N.Y. governor says nursing homes can hold the pork

NEW YORK (JTA) — It sounded like the height of absurdity — the state of New York forcing a Jewish nursing home to serve pork to its residents.

But that is exactly what happened at The Jewish Home and Hospital for Aged in the Bronx.

In his State of the State address this month, New York Gov. George Pataki disclosed the incident as an example of bureaucracy gone hog wild.

"I could not make this stuff up," Pataki said, getting a few laughs from the audience. "It's ridiculous. It must stop, and it will."

It all started April 12, 1994, when a state health department inspector interviewed 21 Jewish Home residents.

Six of them had said they would like pork to be served at some of the meals but that they were denied that right.

Although the health inspector found that the nursing home did have its no pork or shellfish policy in writing, the facility was cited for violating residents' rights.

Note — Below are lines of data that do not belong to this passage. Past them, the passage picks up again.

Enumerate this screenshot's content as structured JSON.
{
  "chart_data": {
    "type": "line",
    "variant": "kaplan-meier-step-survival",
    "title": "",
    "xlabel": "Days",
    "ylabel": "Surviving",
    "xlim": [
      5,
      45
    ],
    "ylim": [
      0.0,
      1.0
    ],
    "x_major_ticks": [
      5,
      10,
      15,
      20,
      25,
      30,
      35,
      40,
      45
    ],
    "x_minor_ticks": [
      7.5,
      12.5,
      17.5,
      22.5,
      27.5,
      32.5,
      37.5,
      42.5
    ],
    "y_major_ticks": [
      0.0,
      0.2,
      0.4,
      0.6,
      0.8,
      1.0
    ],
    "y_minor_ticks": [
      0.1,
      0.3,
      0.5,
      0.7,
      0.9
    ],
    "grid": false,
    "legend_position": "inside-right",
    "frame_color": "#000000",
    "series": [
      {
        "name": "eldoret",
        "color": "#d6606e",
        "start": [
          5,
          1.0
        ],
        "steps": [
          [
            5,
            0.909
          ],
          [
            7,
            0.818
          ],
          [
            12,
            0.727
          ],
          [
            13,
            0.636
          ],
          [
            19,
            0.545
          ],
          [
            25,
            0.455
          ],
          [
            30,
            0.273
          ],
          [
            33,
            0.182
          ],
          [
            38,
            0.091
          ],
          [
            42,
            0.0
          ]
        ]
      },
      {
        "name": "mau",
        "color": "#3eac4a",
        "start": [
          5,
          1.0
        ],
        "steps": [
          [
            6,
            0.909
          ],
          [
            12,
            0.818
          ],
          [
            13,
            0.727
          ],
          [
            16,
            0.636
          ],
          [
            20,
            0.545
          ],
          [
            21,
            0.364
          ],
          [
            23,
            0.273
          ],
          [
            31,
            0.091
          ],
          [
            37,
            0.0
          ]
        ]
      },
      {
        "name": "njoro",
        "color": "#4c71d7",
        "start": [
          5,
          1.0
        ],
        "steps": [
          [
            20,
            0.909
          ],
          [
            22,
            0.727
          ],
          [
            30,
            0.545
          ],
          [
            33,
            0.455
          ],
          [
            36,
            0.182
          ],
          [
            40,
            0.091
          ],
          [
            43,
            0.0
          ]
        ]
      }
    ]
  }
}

The nursing home offered to correct the infraction by stipulating its dietary policies on its preadmission form.

Although it is not a kosher facility, it follows a "Reform format" that prohibits serving pork and shellfish products, said Kenneth Sherman, executive vice president of the Jewish Home.

At the time, the facility had 816 residents, 79 percent of whom were Jewish. Sherman said he assumed those who wanted pork products were not Jewish.

But city health department officials found the Jewish Home's response "unacceptable."

They demanded that the facility prepare the pork and shellfish products in its kitchen and serve them to residents.

That triggered an angry letter from the nursing home's president and CEO, Harvey Finkelstein, to then-Health Commissioner Dr. Mark Chassin.

"As absurd and insulting as it appears, the New York State Department of Health is requiring [us] and some other Jewish nursing homes in the New York City area to serve pork products and has threatened to decertify the facility from Medic-aid/Medicare participation," he said in the letter.

Finkelstein added that the health department's regional office was insisting that being served pork products was a right of the few non-Jewish residents who wished to eat pork.

"This would be contrary to our tradition and offensive to the majority of our residents and their families," he said.

Sheldon Goldberg, president of the American Association of Homes and Services for the Aging, also weighed in on the issue.

In a letter to then-Gov. Mario Cuomo, Goldberg said that in addition to putting its dietary laws in writing, the nursing home offered to take residents to restaurants if they wished to eat pork and shellfish, and to even bring in those products, serving them outside of the dining room.

"I suggest that this remedy should also be sufficient to enable the Jewish Home to comply with both civil and religious laws," he wrote.

Officials of both the state's health department and the governor's office answered those letters, saying that the state "recognizes Jewish nursing facilities and does not require these facilities to prepare pork products."

They added that the remedial actions the nursing home proposed were acceptable.

But resolution of the matter was as slow as a pig in a poke.

Brian Backstrom, manager of regulatory policies and operations at the state Office of Regulatory Reform, said it took "five months of hassling" before state officials overruled its regional office.

Sherman acknowledged that the matter was resolved only after the facility appealed to the governor's office and the health commissioner.

"Once this issue was brought to a level where people were thinking clearly," he added, "it was resolved satisfactorily."

In the end, Pataki thinks that the whole affair is as messy as a pig sty.

Of The Jewish Home and Hospital for Aged, he said, "It hadn't served pork for 125 years — it's a Jewish nursing home."